VIENTIANE, Laos — The Mekong River feeds 60 million people across Southeast Asia. Its fisheries are among the most productive on Earth. Those fisheries are now under threat from a hydropower expansion that shows no signs of slowing down.
Laos has built more than 70 dams on the Mekong and its tributaries since 2010. The government wants to reach 30,000 megawatts of generating capacity by 2030. That is triple current output, which sits at roughly 10,000 megawatts. The country has branded itself the “battery of Southeast Asia,” selling power to Thailand, Vietnam, Cambodia, and Myanmar.
The cost is being measured in lost forest and disrupted rivers.
Satellite data from Global Forest Watch shows forest loss in dam construction zones jumped 40 percent between 2015 and 2023 compared to the prior decade. Access roads, transmission lines, and worker camps have cleared large areas. The scale of the buildout — over 70 dams in roughly 13 years — is what Dr. Somsak Chanthavong, a hydrologist at the National University of Laos, called “unprecedented for a country of this size.”
Most of these are run-of-river dams. They divert water through turbines without creating large reservoirs. That design reduces some upstream flooding but does little to solve the downstream problems. Fish migration routes get blocked. Water flow changes. Sediment that fertilizes floodplains gets trapped behind concrete.

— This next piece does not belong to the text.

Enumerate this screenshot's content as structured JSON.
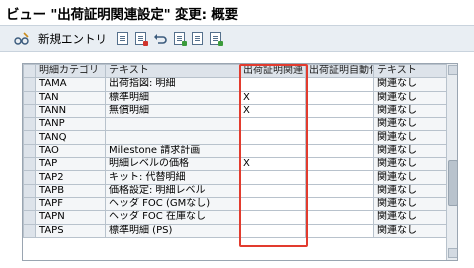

The Mekong River system supports one of the world’s most productive inland fisheries. That is not a small detail. It is the primary protein source for tens of millions of people across five countries. When a dam blocks a fish migration route, that is not an abstract environmental loss. It is a direct hit on food supply.
Environmental groups and international researchers have been documenting the damage. Their reports describe widespread deforestation, river degradation, and loss of biodiversity. The cumulative impacts were not fully assessed when individual projects were approved, according to Chanthavong.
That is the core problem. Each dam gets evaluated on its own terms. No one looks at what 70 dams do together to a river system that sustains millions of people across an entire region.
The government has positioned hydropower as an economic necessity. Electricity exports bring in revenue. The dams are built. The turbines are turning. But the ecological costs are mounting with little public oversight, according to recent reports.
What is at stake is not just forest cover or fish populations. It is the food security of 60 million people who depend on the Mekong’s fisheries. It is the health of a river system that runs through six countries. It is the sediment flows that sustain delta agriculture in Vietnam. It is the seasonal flood patterns that have shaped life along the Mekong for centuries.
Laos is a small country with big ambitions. It wants to be an energy hub. It is well on its way. The question is whether the river can survive being the battery for half of mainland Southeast Asia.
The dams keep coming. The turbines keep turning. The forests keep falling. And 60 million people keep eating fish from a river that is being fundamentally altered, one dam at a time.